El latero u hojalatero es un oficio ya
desaparecido, pero eran muy habituales en nuestros valles, concretamente en
Sarón existía al principio de sus andaduras como barrio de La Abadilla, un
comercio dedicado a estos menesteres.
Antiguamente por nuestros pueblos era
habitual ver a los hojalateros cargados con sus herramientas y su latón con
carbón hirviendo para fundir las barras de plomo o estaño y con su tono
especial llamaban la atención de los vecinos para la reparación de palancanas,
tarteras, sartenes, macetas… y que al grito de “El hojalatero, se arreglan
palancanas, ollas, cazos y todo tipo de hojalata.
Sin duda alguna a quien más llamaba la
atención este pregonero tan especial era a los niños que con curiosidad
observaban anonadados al artesano de la hojalata como avivaba el fuego en su
latón, sentado ante la curiosidad de tan extraordinario público, ávido de
conocer todos los pormenores de dicho oficio.
El hojalatero con toda la paciencia del
mundo comenzaba a reparar los encargos de los vecinos que en
aquellos tiempos eran muchos, pues la precariedad económica hacía arreglar
todos los utensilios que se hubiesen dañado. Muchos de ellos eran heredados de sus
padres e incluso abuelos o bisabuelos, pues en aquellas épocas todo se
reutilizaba.
Los tiempos han cambiado mucho, hoy en día
se reemplazan con frecuencia por otros útiles más modernos o bonitos. En los
comercios encontramos todo tipo de instrumentos y ya no reciclamos nada, todo
ha de ser moderno y práctico.
El hojalatero sentado bajo la atenta
mirada de los niños que observaban alucinados, o de los propietarios de tan
estimados enseres, comenzaba por fundir el estaño para remendar los agujeros de
las ollas y otros enseres de latón. Entre los objetos fabricados por ellos se
encontraban los candiles de aceite y petróleo, faroles para los coches
antiguos, orinales, yelmos y espadas, cántaros, se arreglaban barreños y otros muchos artículos.
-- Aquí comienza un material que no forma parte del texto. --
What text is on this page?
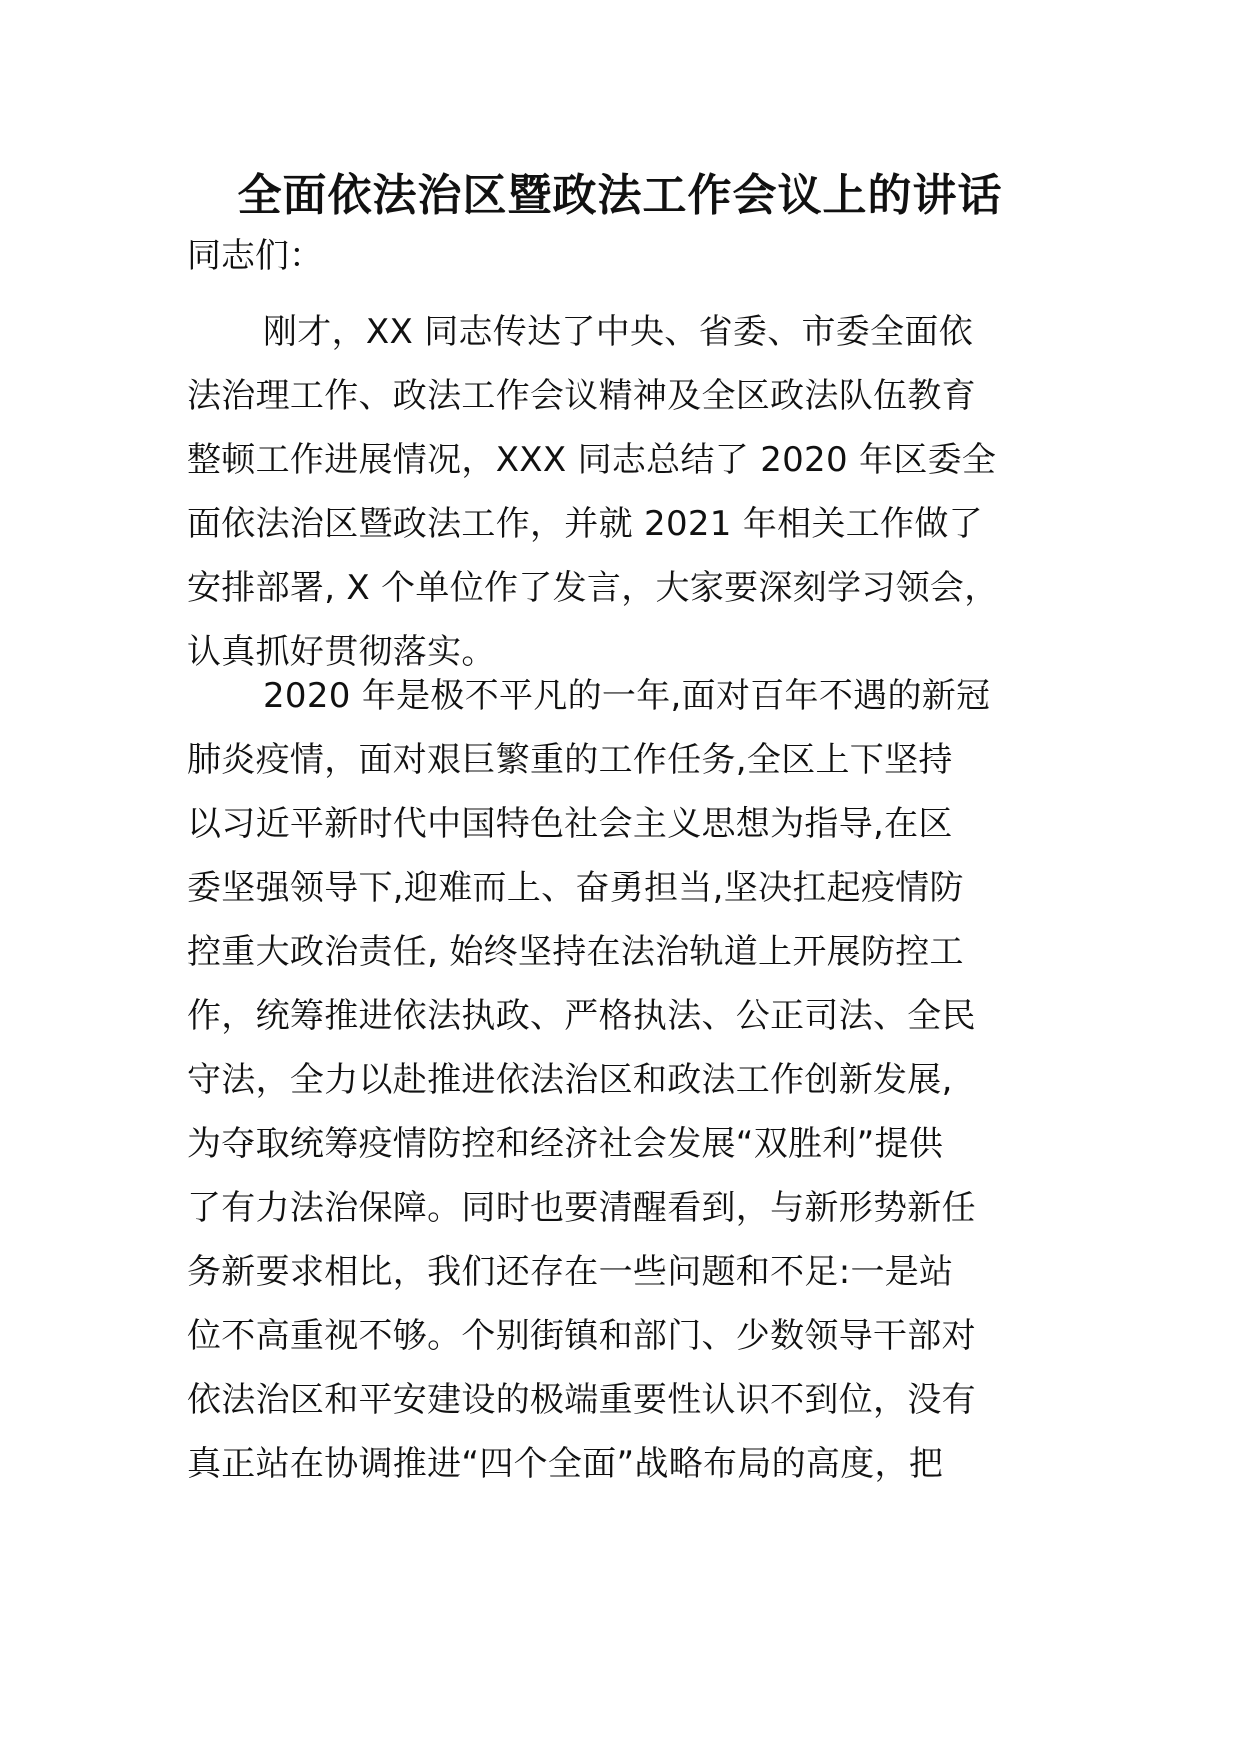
全面依法治区暨政法工作会议上的讲话
同志们：
刚才，XX 同志传达了中央、省委、市委全面依
法治理工作、政法工作会议精神及全区政法队伍教育
整顿工作进展情况，XXX 同志总结了 2020 年区委全
面依法治区暨政法工作，并就 2021 年相关工作做了
安排部署, X 个单位作了发言，大家要深刻学习领会，
认真抓好贯彻落实。
2020 年是极不平凡的一年,面对百年不遇的新冠
肺炎疫情，面对艰巨繁重的工作任务,全区上下坚持
以习近平新时代中国特色社会主义思想为指导,在区
委坚强领导下,迎难而上、奋勇担当,坚决扛起疫情防
控重大政治责任, 始终坚持在法治轨道上开展防控工
作，统筹推进依法执政、严格执法、公正司法、全民
守法，全力以赴推进依法治区和政法工作创新发展,
为夺取统筹疫情防控和经济社会发展“双胜利”提供
了有力法治保障。同时也要清醒看到，与新形势新任
务新要求相比，我们还存在一些问题和不足:一是站
位不高重视不够。个别街镇和部门、少数领导干部对
依法治区和平安建设的极端重要性认识不到位，没有
真正站在协调推进“四个全面”战略布局的高度，把
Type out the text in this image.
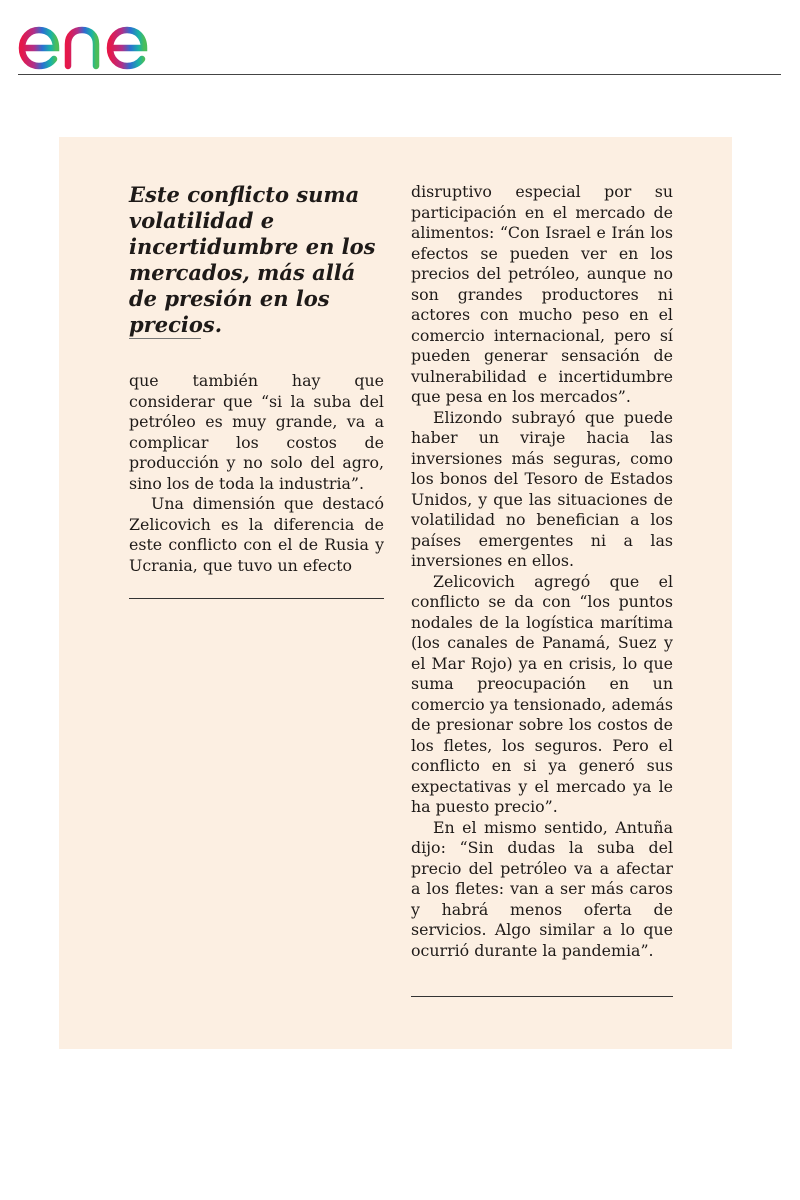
Este conflicto suma volatilidad e incertidumbre en los mercados, más allá de presión en los precios.

que también hay que considerar que “si la suba del petróleo es muy grande, va a complicar los costos de producción y no solo del agro, sino los de toda la industria”.

Una dimensión que destacó Zelicovich es la diferencia de este conflicto con el de Rusia y Ucrania, que tuvo un efecto

disruptivo especial por su participación en el mercado de alimentos: “Con Israel e Irán los efectos se pueden ver en los precios del petróleo, aunque no son grandes productores ni actores con mucho peso en el comercio internacional, pero sí pueden generar sensación de vulnerabilidad e incertidumbre que pesa en los mercados”.

Elizondo subrayó que puede haber un viraje hacia las inversiones más seguras, como los bonos del Tesoro de Estados Unidos, y que las situaciones de volatilidad no benefician a los países emergentes ni a las inversiones en ellos.

Zelicovich agregó que el conflicto se da con “los puntos nodales de la logística marítima (los canales de Panamá, Suez y el Mar Rojo) ya en crisis, lo que suma preocupación en un comercio ya tensionado, además de presionar sobre los costos de los fletes, los seguros. Pero el conflicto en si ya generó sus expectativas y el mercado ya le ha puesto precio”.

En el mismo sentido, Antuña dijo: “Sin dudas la suba del precio del petróleo va a afectar a los fletes: van a ser más caros y habrá menos oferta de servicios. Algo similar a lo que ocurrió durante la pandemia”.
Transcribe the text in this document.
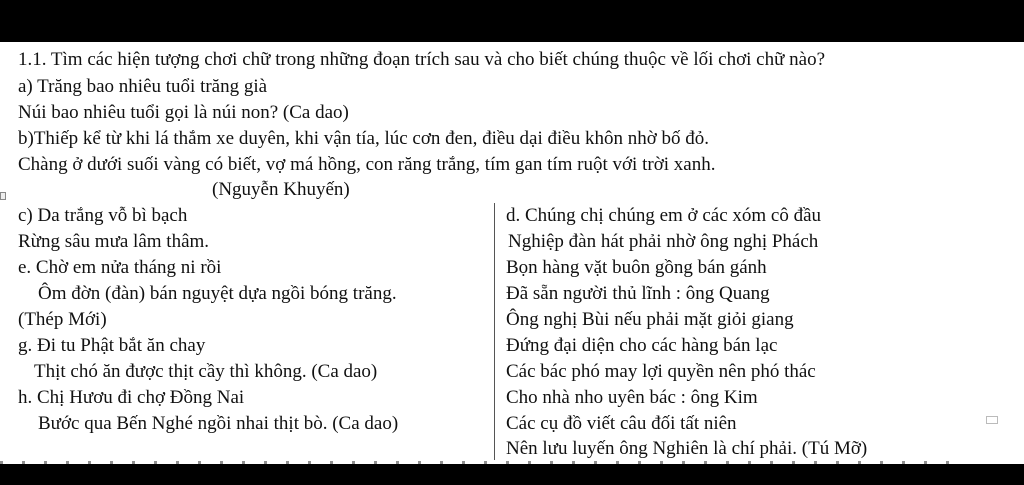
1.1. Tìm các hiện tượng chơi chữ trong những đoạn trích sau và cho biết chúng thuộc về lối chơi chữ nào?
a) Trăng bao nhiêu tuổi trăng già
Núi bao nhiêu tuổi gọi là núi non? (Ca dao)
b)Thiếp kể từ khi lá thắm xe duyên, khi vận tía, lúc cơn đen, điều dại điều khôn nhờ bố đỏ.
Chàng ở dưới suối vàng có biết, vợ má hồng, con răng trắng, tím gan tím ruột với trời xanh.
(Nguyễn Khuyến)
c) Da trắng vỗ bì bạch
Rừng sâu mưa lâm thâm.
e. Chờ em nửa tháng ni rồi
Ôm đờn (đàn) bán nguyệt dựa ngồi bóng trăng.
(Thép Mới)
g. Đi tu Phật bắt ăn chay
Thịt chó ăn được thịt cầy thì không. (Ca dao)
h. Chị Hươu đi chợ Đồng Nai
Bước qua Bến Nghé ngồi nhai thịt bò. (Ca dao)
d. Chúng chị chúng em ở các xóm cô đầu
Nghiệp đàn hát phải nhờ ông nghị Phách
Bọn hàng vặt buôn gồng bán gánh
Đã sẵn người thủ lĩnh : ông Quang
Ông nghị Bùi nếu phải mặt giỏi giang
Đứng đại diện cho các hàng bán lạc
Các bác phó may lợi quyền nên phó thác
Cho nhà nho uyên bác : ông Kim
Các cụ đồ viết câu đối tất niên
Nên lưu luyến ông Nghiên là chí phải. (Tú Mỡ)
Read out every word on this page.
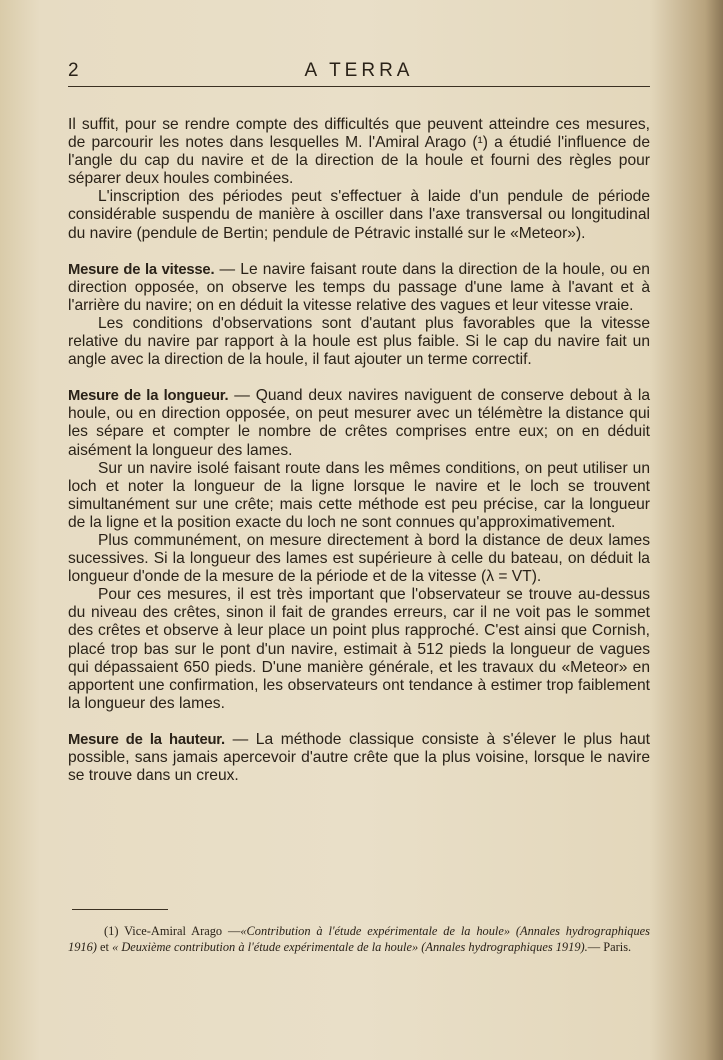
2	A TERRA

Il suffit, pour se rendre compte des difficultés que peuvent atteindre ces mesures, de parcourir les notes dans lesquelles M. l'Amiral Arago (¹) a étudié l'influence de l'angle du cap du navire et de la direction de la houle et fourni des règles pour séparer deux houles combinées.

L'inscription des périodes peut s'effectuer à laide d'un pendule de période considérable suspendu de manière à osciller dans l'axe transversal ou longitudinal du navire (pendule de Bertin; pendule de Pétravic installé sur le «Meteor»).

Mesure de la vitesse. — Le navire faisant route dans la direction de la houle, ou en direction opposée, on observe les temps du passage d'une lame à l'avant et à l'arrière du navire; on en déduit la vitesse relative des vagues et leur vitesse vraie.

Les conditions d'observations sont d'autant plus favorables que la vitesse relative du navire par rapport à la houle est plus faible. Si le cap du navire fait un angle avec la direction de la houle, il faut ajouter un terme correctif.

Mesure de la longueur. — Quand deux navires naviguent de conserve debout à la houle, ou en direction opposée, on peut mesurer avec un télémètre la distance qui les sépare et compter le nombre de crêtes comprises entre eux; on en déduit aisément la longueur des lames.

Sur un navire isolé faisant route dans les mêmes conditions, on peut utiliser un loch et noter la longueur de la ligne lorsque le navire et le loch se trouvent simultanément sur une crête; mais cette méthode est peu précise, car la longueur de la ligne et la position exacte du loch ne sont connues qu'approximativement.

Plus communément, on mesure directement à bord la distance de deux lames sucessives. Si la longueur des lames est supérieure à celle du bateau, on déduit la longueur d'onde de la mesure de la période et de la vitesse (λ = VT).

Pour ces mesures, il est très important que l'observateur se trouve au-dessus du niveau des crêtes, sinon il fait de grandes erreurs, car il ne voit pas le sommet des crêtes et observe à leur place un point plus rapproché. C'est ainsi que Cornish, placé trop bas sur le pont d'un navire, estimait à 512 pieds la longueur de vagues qui dépassaient 650 pieds. D'une manière générale, et les travaux du «Meteor» en apportent une confirmation, les observateurs ont tendance à estimer trop faiblement la longueur des lames.

Mesure de la hauteur. — La méthode classique consiste à s'élever le plus haut possible, sans jamais apercevoir d'autre crête que la plus voisine, lorsque le navire se trouve dans un creux.

(1) Vice-Amiral Arago —«Contribution à l'étude expérimentale de la houle» (Annales hydrographiques 1916) et « Deuxième contribution à l'étude expérimentale de la houle» (Annales hydrographiques 1919).— Paris.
Recientemente hablaba con el hijo de
Severino, uno de estos artesanos hojalateros y con gran cariño me dijo: - Mira
Gilda, mi padre siempre me decía “ yo con este oficio no me he hecho rico,
hemos vivido humildemente, pero nunca os ha faltado nada, he tenido la mayor
riqueza que el ser humano puede tener, la libertad, he sido libre, libre como
un pajarillo, no he tenido a nadie que me diese órdenes, que me dijese que y como
hacer las cosas, y eso no tiene precio, es la mayor riqueza que el ser humano
puede tener”.
Este oficio por lo general se aprendía de
generación en generación, de padres a hijos y muchos ya a los doce años eran
auténticos maestros en la materia, ya podían comenzar a ganarse la vida con la
hojalatería.
Las mujeres sacaban sus utensilios para
ser arreglados, pero antes comenzaban el regateo “¿Cuánto me vas a cobrar?
Porque si vale más que comprar uno nuevo, no me merece la pena arreglarlo. El
artesano le pedía cinco pesetas, ella que si tres y así llegaban a un acuerdo
económico que se quedaba en la mitad como decían al sellar el trato, ni para ti ni para mí, dame cuatro, aunque pierdo dinero. Y se hacía el arreglo.
Tapaban los agujeros de los pucheros con
estaño, primeramente, le daban un poquito de ácido y después ponían el estaño
con el calor. El arreglo duraba toda la vida si se conservaba en condiciones
adecuadas.
También arreglaban tiestos o macetas
poniendo un trozo de alambre metálico para que no se abriese la grieta.